As far as the contest goes, though, I respectfully disagree. I really don't think the contest-holders are trying to act as "thought police" or censor anything, and their rules do not come off to me as such. What they're telling folks is this: "Don't use our forum as a platform to air out your ideological dirty laundry. If you want to throw stones at the people you don't like in this world, do it on your own time and your own dime." And you know something? I'd do the same. I wouldn't be looking for the video game equivalent of Piss Christ or The Birth of a Nation if I were running a contest for hobbyists, and I damn sure wouldn't be looking for such a mess if I were a mass-market business owner like Satoru Iwata, Kaz Hirai, Satya Nadella, or Gabe Newell. Who needs that kind of headache for a damned hobby?!
They're trying to keep their platform as civil as possible. Maybe they should clarify what constitutes unacceptable racist/sexist/homophobic content in their rules, but beyond that, they're not being unreasonable. As Super Step says, their forum, their rules. Very few contests of this nature don't have rules like this, whether written or unwritten, and Steam, MS, Sony, and Nintendo definitely have restrictions on content. These folks are being up-front about their expectations and telling people bluntly, "Take it or leave it." The ones that want to "leave it" can do their own games on their own time and can make their own platform to distribute it under. And the folks who play their works can draw their own conclusions as to whether the person making the work was making the game to seriously explore the issue at hand or is just trying to be inflammatory.

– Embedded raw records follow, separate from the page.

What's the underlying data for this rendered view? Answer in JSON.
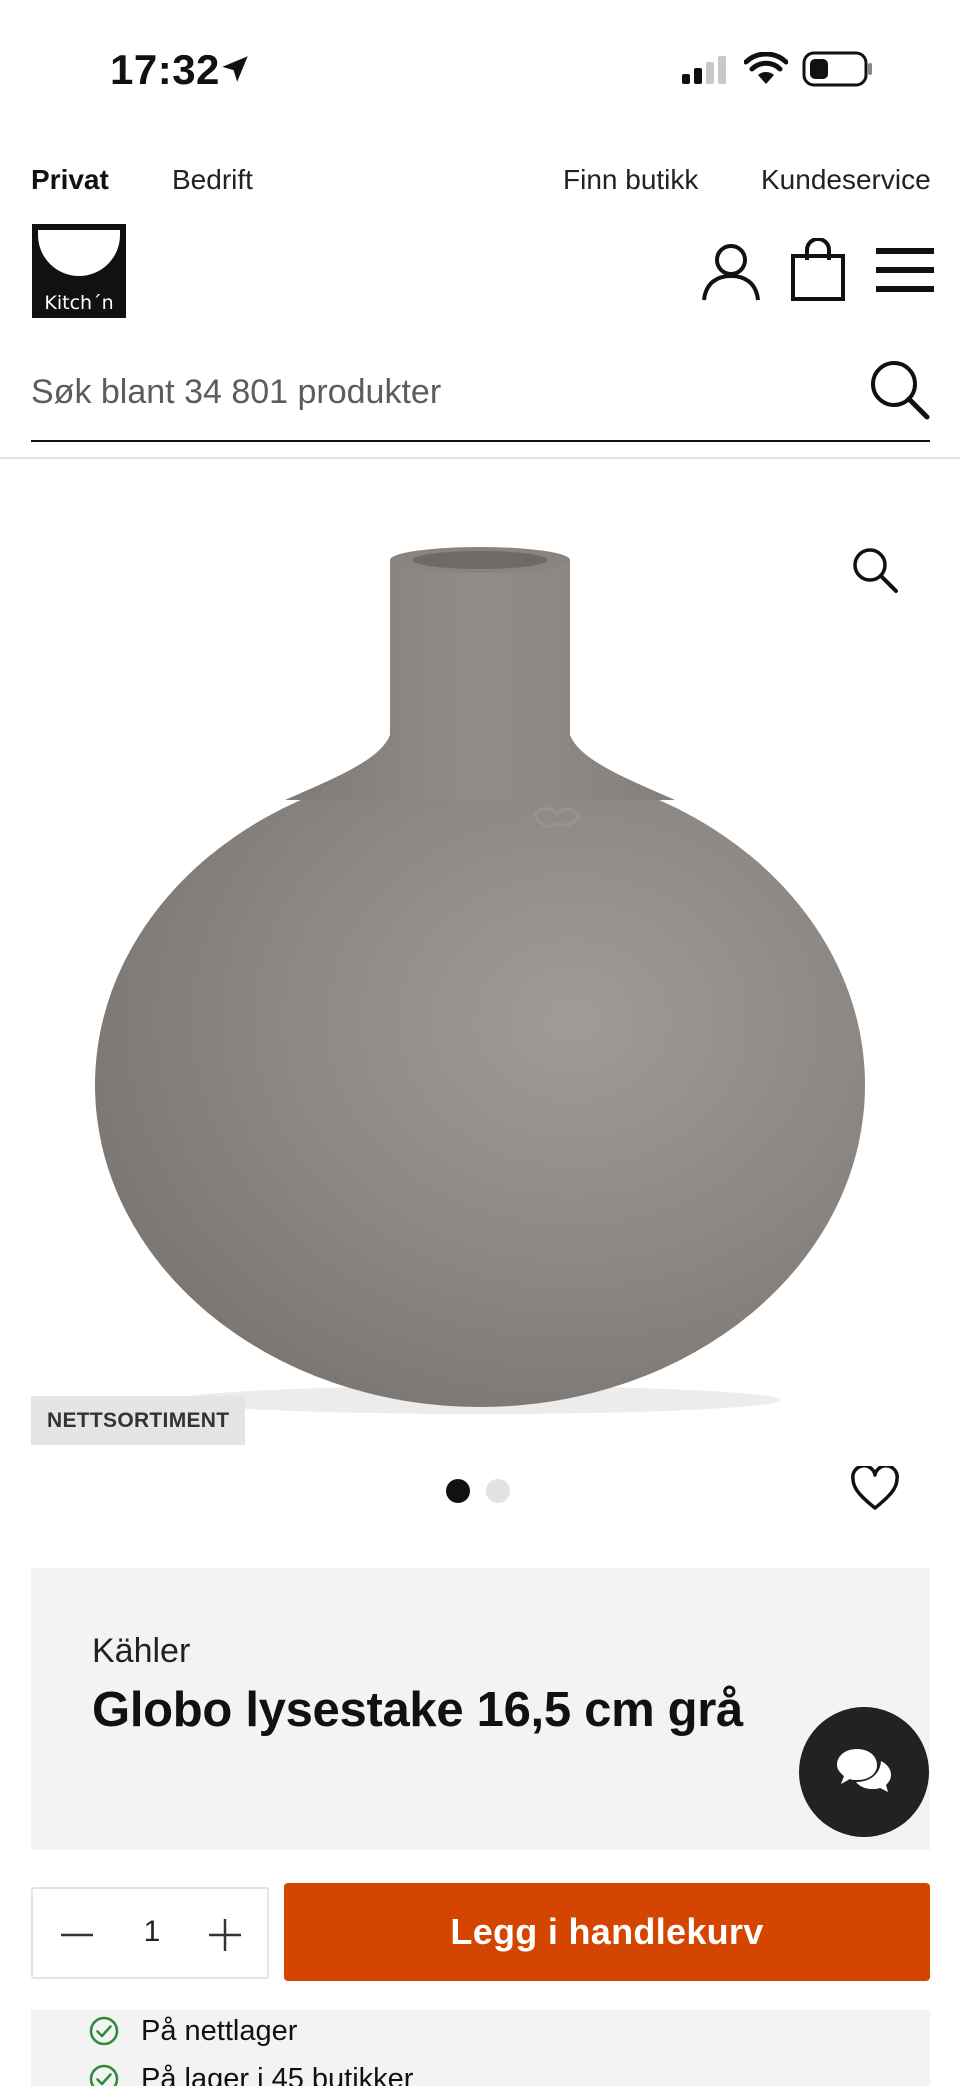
{
  "status_bar": {
    "time": "17:32",
    "icons": [
      "location-arrow-icon",
      "cellular-signal-icon",
      "wifi-icon",
      "battery-icon"
    ]
  },
  "top_links": {
    "privat": "Privat",
    "bedrift": "Bedrift",
    "finn_butikk": "Finn butikk",
    "kundeservice": "Kundeservice"
  },
  "header": {
    "logo_text": "Kitch´n",
    "icons": [
      "user-icon",
      "shopping-bag-icon",
      "menu-icon"
    ]
  },
  "search": {
    "placeholder": "Søk blant 34 801 produkter"
  },
  "product": {
    "badge": "NETTSORTIMENT",
    "image_count": 2,
    "active_image": 1,
    "brand": "Kähler",
    "title": "Globo lysestake 16,5 cm grå"
  },
  "purchase": {
    "quantity": "1",
    "add_to_cart_label": "Legg i handlekurv"
  },
  "stock": {
    "items": [
      "På nettlager",
      "På lager i 45 butikker"
    ]
  },
  "colors": {
    "accent": "#d44600",
    "dark": "#222222",
    "stock_check": "#2e8b3a",
    "card_bg": "#f4f3f3"
  }
}
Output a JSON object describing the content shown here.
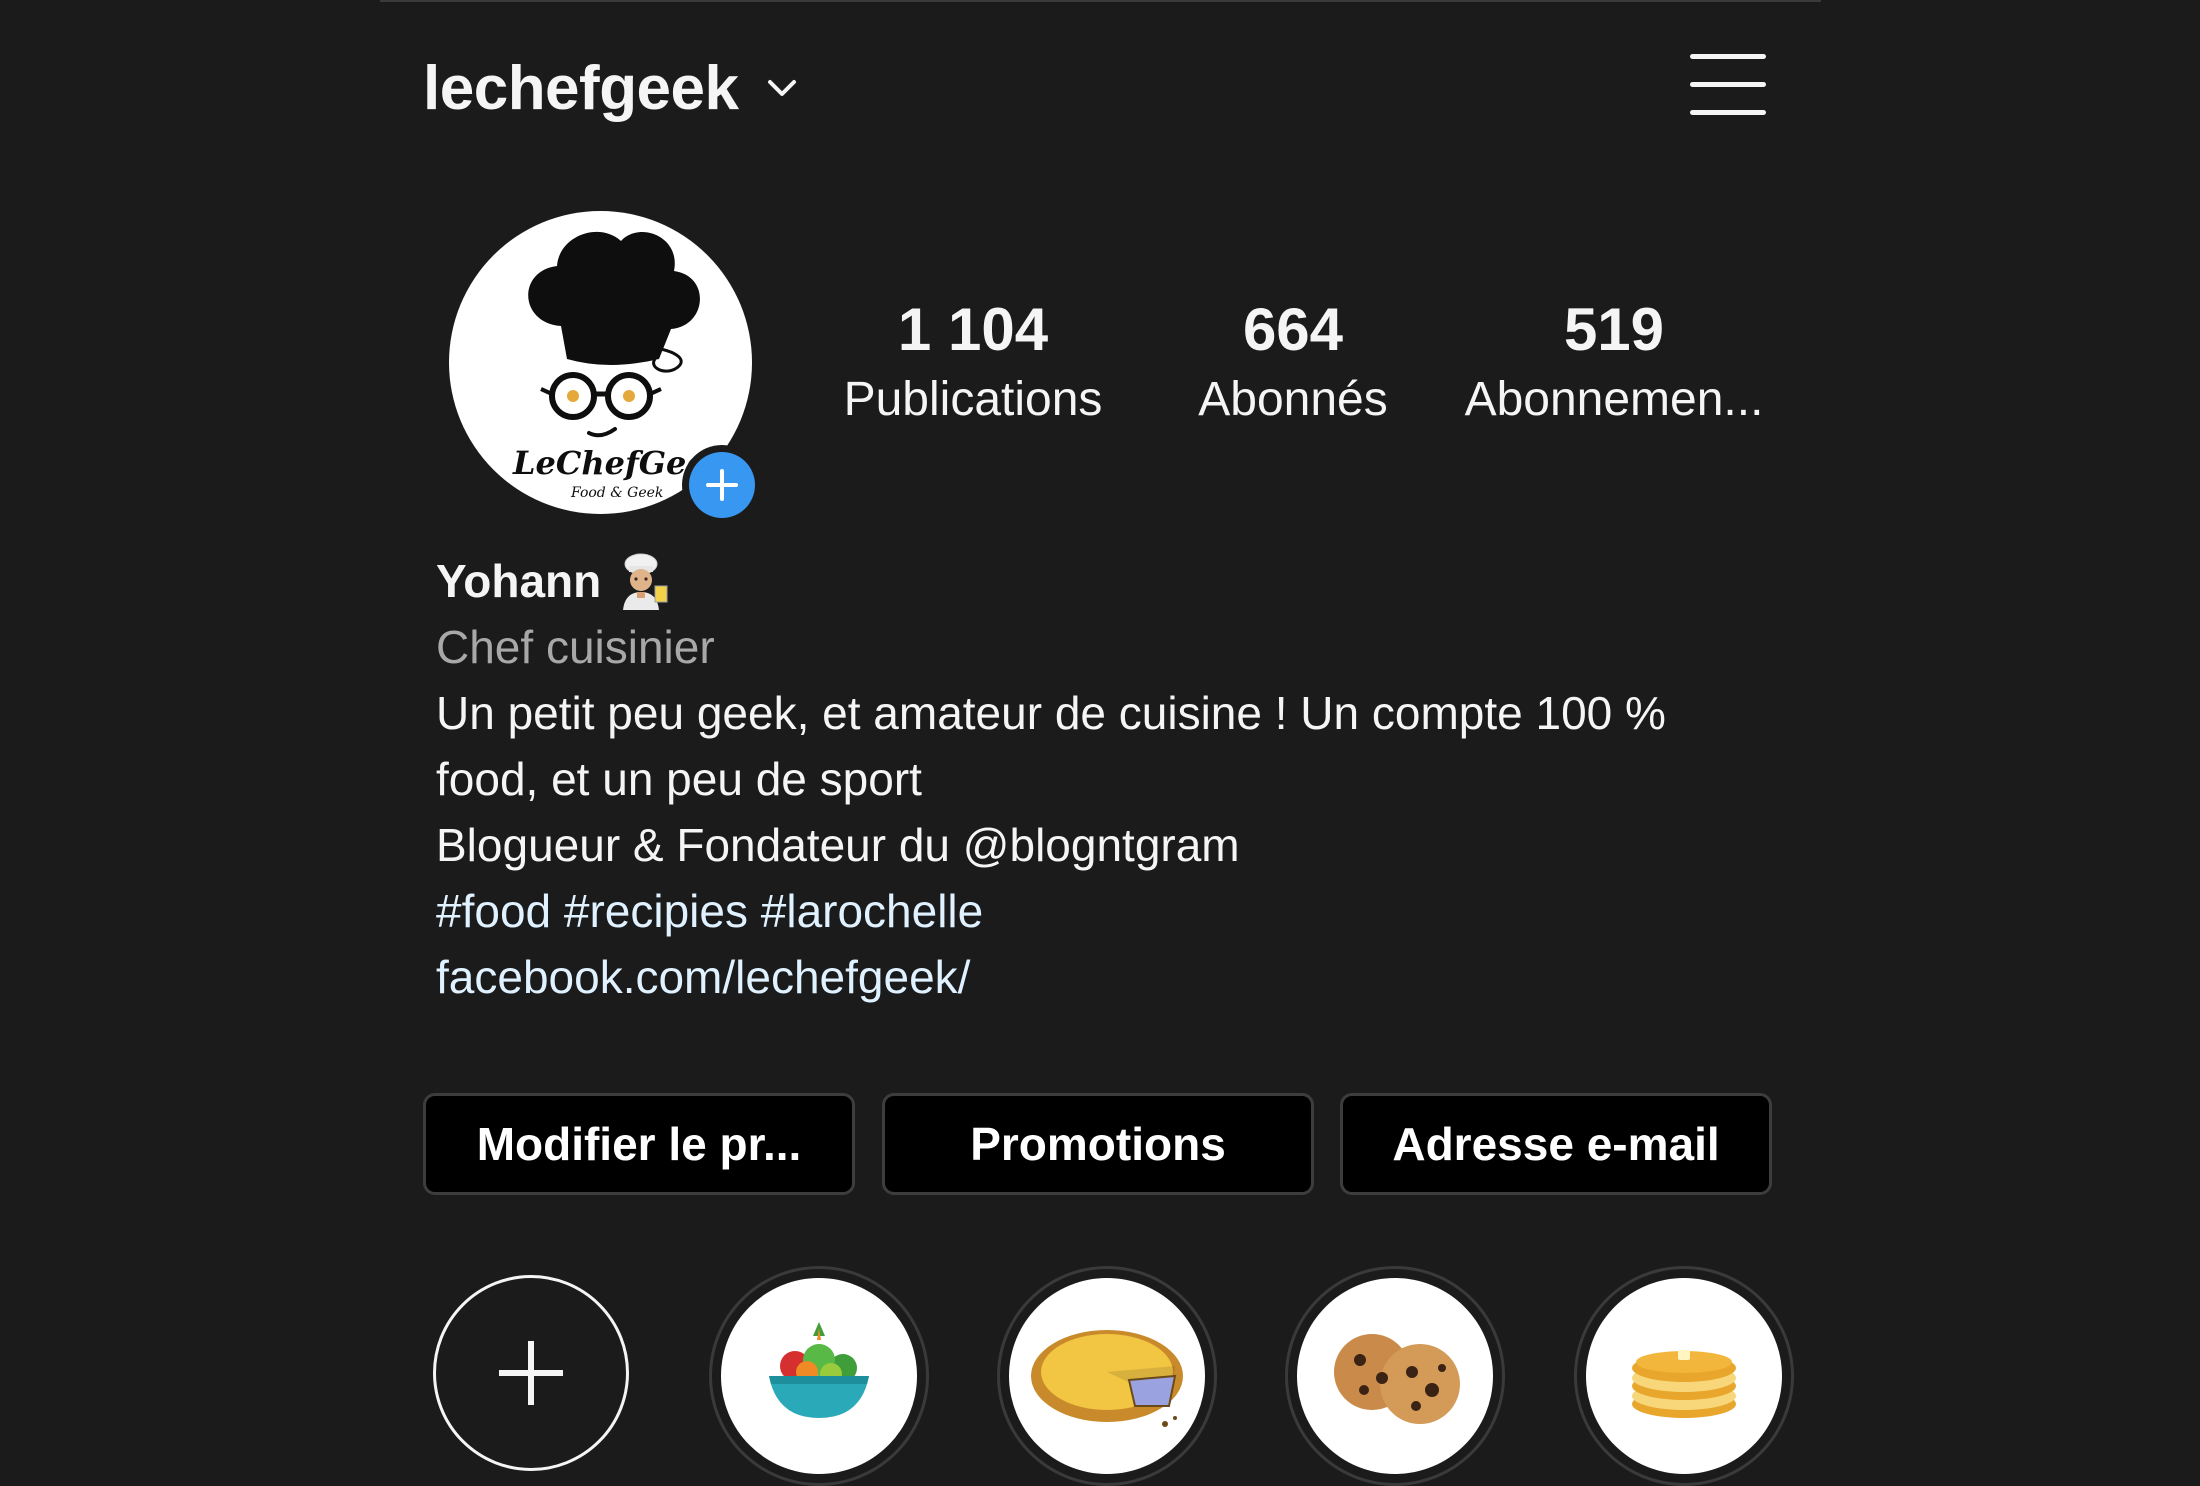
{
  "header": {
    "username": "lechefgeek"
  },
  "profile": {
    "avatar_text": "LeChefGeek",
    "avatar_subtext": "Food & Geek",
    "stats": [
      {
        "value": "1 104",
        "label": "Publications"
      },
      {
        "value": "664",
        "label": "Abonnés"
      },
      {
        "value": "519",
        "label": "Abonnemen..."
      }
    ],
    "name": "Yohann",
    "category": "Chef cuisinier",
    "bio_line1": "Un petit peu geek, et amateur de cuisine ! Un compte 100 %",
    "bio_line2": "food, et un peu de sport",
    "bio_line3": "Blogueur & Fondateur du @blogntgram",
    "hashtags": "#food #recipies #larochelle",
    "website": "facebook.com/lechefgeek/"
  },
  "actions": {
    "edit_label": "Modifier le pr...",
    "promotions_label": "Promotions",
    "email_label": "Adresse e-mail"
  },
  "highlights": [
    {
      "icon": "new-highlight-icon"
    },
    {
      "icon": "salad-bowl-icon"
    },
    {
      "icon": "pie-icon"
    },
    {
      "icon": "cookies-icon"
    },
    {
      "icon": "pancakes-icon"
    }
  ],
  "colors": {
    "background": "#1b1b1c",
    "accent": "#3897f0",
    "link": "#e0f1ff",
    "muted": "#a8a8a8"
  }
}
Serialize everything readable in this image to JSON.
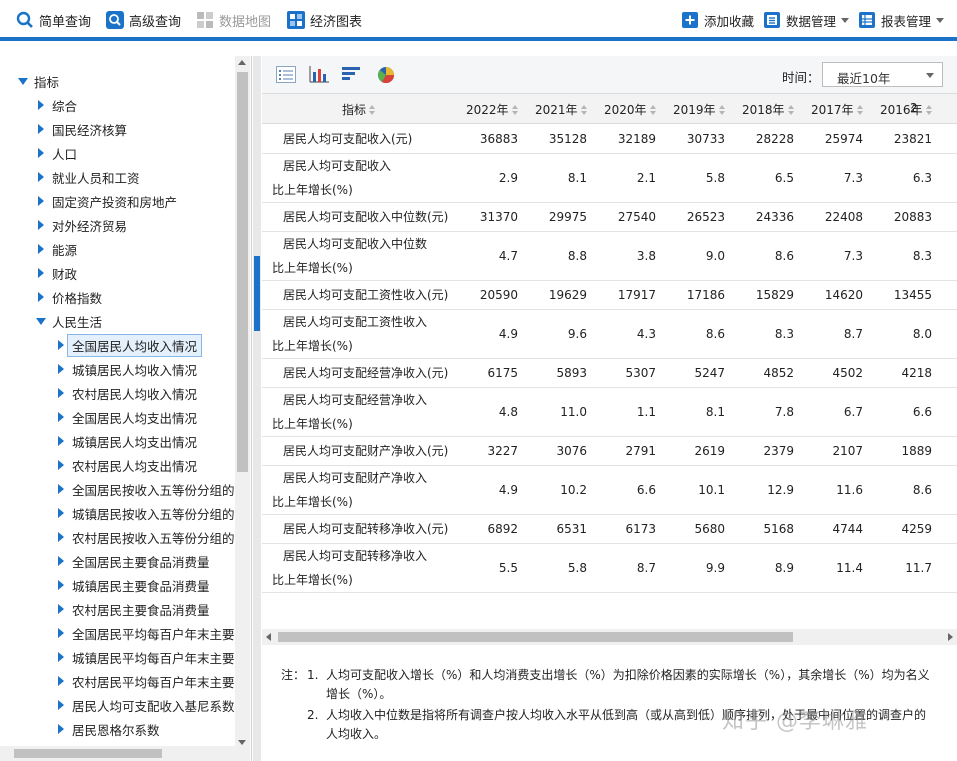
{
  "topnav": {
    "items": [
      {
        "label": "简单查询",
        "icon": "search-icon"
      },
      {
        "label": "高级查询",
        "icon": "advanced-search-icon"
      },
      {
        "label": "数据地图",
        "icon": "map-icon",
        "disabled": true
      },
      {
        "label": "经济图表",
        "icon": "chart-grid-icon"
      }
    ],
    "right": [
      {
        "label": "添加收藏",
        "icon": "plus-icon"
      },
      {
        "label": "数据管理",
        "icon": "data-manage-icon"
      },
      {
        "label": "报表管理",
        "icon": "report-icon"
      }
    ],
    "accent": "#1a73c8"
  },
  "sidebar": {
    "root": "指标",
    "categories": [
      "综合",
      "国民经济核算",
      "人口",
      "就业人员和工资",
      "固定资产投资和房地产",
      "对外经济贸易",
      "能源",
      "财政",
      "价格指数"
    ],
    "expanded": "人民生活",
    "children": [
      "全国居民人均收入情况",
      "城镇居民人均收入情况",
      "农村居民人均收入情况",
      "全国居民人均支出情况",
      "城镇居民人均支出情况",
      "农村居民人均支出情况",
      "全国居民按收入五等份分组的收",
      "城镇居民按收入五等份分组的收",
      "农村居民按收入五等份分组的收",
      "全国居民主要食品消费量",
      "城镇居民主要食品消费量",
      "农村居民主要食品消费量",
      "全国居民平均每百户年末主要耐",
      "城镇居民平均每百户年末主要耐",
      "农村居民平均每百户年末主要耐",
      "居民人均可支配收入基尼系数",
      "居民恩格尔系数"
    ]
  },
  "toolbar": {
    "icons": [
      "table-view-icon",
      "bar-chart-icon",
      "horizontal-bar-icon",
      "pie-chart-icon"
    ],
    "time_label": "时间：",
    "time_value": "最近10年"
  },
  "table": {
    "header_label": "指标",
    "years": [
      "2022年",
      "2021年",
      "2020年",
      "2019年",
      "2018年",
      "2017年",
      "2016年",
      "2"
    ],
    "rows": [
      {
        "l1": "居民人均可支配收入(元)",
        "l2": "",
        "values": [
          "36883",
          "35128",
          "32189",
          "30733",
          "28228",
          "25974",
          "23821"
        ]
      },
      {
        "l1": "居民人均可支配收入",
        "l2": "比上年增长(%)",
        "values": [
          "2.9",
          "8.1",
          "2.1",
          "5.8",
          "6.5",
          "7.3",
          "6.3"
        ]
      },
      {
        "l1": "居民人均可支配收入中位数(元)",
        "l2": "",
        "values": [
          "31370",
          "29975",
          "27540",
          "26523",
          "24336",
          "22408",
          "20883"
        ]
      },
      {
        "l1": "居民人均可支配收入中位数",
        "l2": "比上年增长(%)",
        "values": [
          "4.7",
          "8.8",
          "3.8",
          "9.0",
          "8.6",
          "7.3",
          "8.3"
        ]
      },
      {
        "l1": "居民人均可支配工资性收入(元)",
        "l2": "",
        "values": [
          "20590",
          "19629",
          "17917",
          "17186",
          "15829",
          "14620",
          "13455"
        ]
      },
      {
        "l1": "居民人均可支配工资性收入",
        "l2": "比上年增长(%)",
        "values": [
          "4.9",
          "9.6",
          "4.3",
          "8.6",
          "8.3",
          "8.7",
          "8.0"
        ]
      },
      {
        "l1": "居民人均可支配经营净收入(元)",
        "l2": "",
        "values": [
          "6175",
          "5893",
          "5307",
          "5247",
          "4852",
          "4502",
          "4218"
        ]
      },
      {
        "l1": "居民人均可支配经营净收入",
        "l2": "比上年增长(%)",
        "values": [
          "4.8",
          "11.0",
          "1.1",
          "8.1",
          "7.8",
          "6.7",
          "6.6"
        ]
      },
      {
        "l1": "居民人均可支配财产净收入(元)",
        "l2": "",
        "values": [
          "3227",
          "3076",
          "2791",
          "2619",
          "2379",
          "2107",
          "1889"
        ]
      },
      {
        "l1": "居民人均可支配财产净收入",
        "l2": "比上年增长(%)",
        "values": [
          "4.9",
          "10.2",
          "6.6",
          "10.1",
          "12.9",
          "11.6",
          "8.6"
        ]
      },
      {
        "l1": "居民人均可支配转移净收入(元)",
        "l2": "",
        "values": [
          "6892",
          "6531",
          "6173",
          "5680",
          "5168",
          "4744",
          "4259"
        ]
      },
      {
        "l1": "居民人均可支配转移净收入",
        "l2": "比上年增长(%)",
        "values": [
          "5.5",
          "5.8",
          "8.7",
          "9.9",
          "8.9",
          "11.4",
          "11.7"
        ]
      }
    ]
  },
  "notes": {
    "prefix": "注：",
    "items": [
      {
        "num": "1.",
        "text": "人均可支配收入增长（%）和人均消费支出增长（%）为扣除价格因素的实际增长（%），其余增长（%）均为名义增长（%）。"
      },
      {
        "num": "2.",
        "text": "人均收入中位数是指将所有调查户按人均收入水平从低到高（或从高到低）顺序排列，处于最中间位置的调查户的人均收入。"
      }
    ]
  },
  "watermark": "知乎 @李琳雅"
}
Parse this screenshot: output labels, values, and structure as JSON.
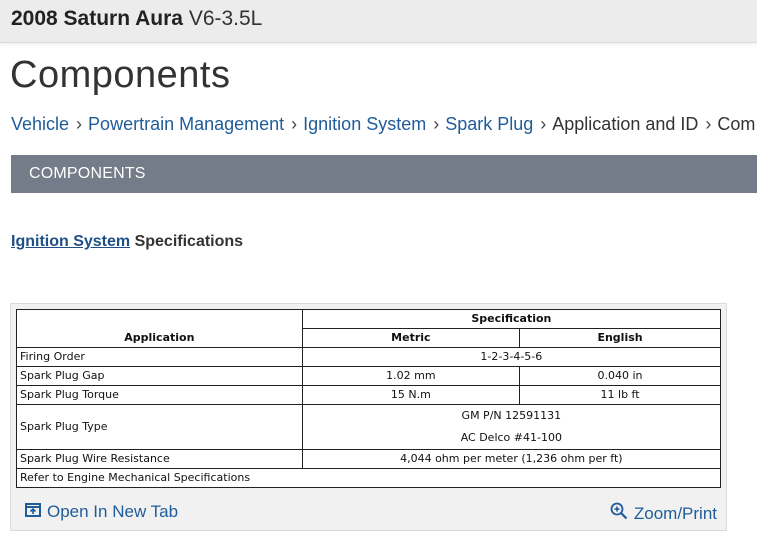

I guess this point also ties into what you said about the "Actual Sunlight" game you found on Steam as well. Did the folks making it have a vested interest in the issue of depression, were they just a bunch of social justice warriors, or were they mocking people suffering with depression? Either way, they found a platform to distribute their work, and like any other consumer, you played it and drew your own conclusions from it.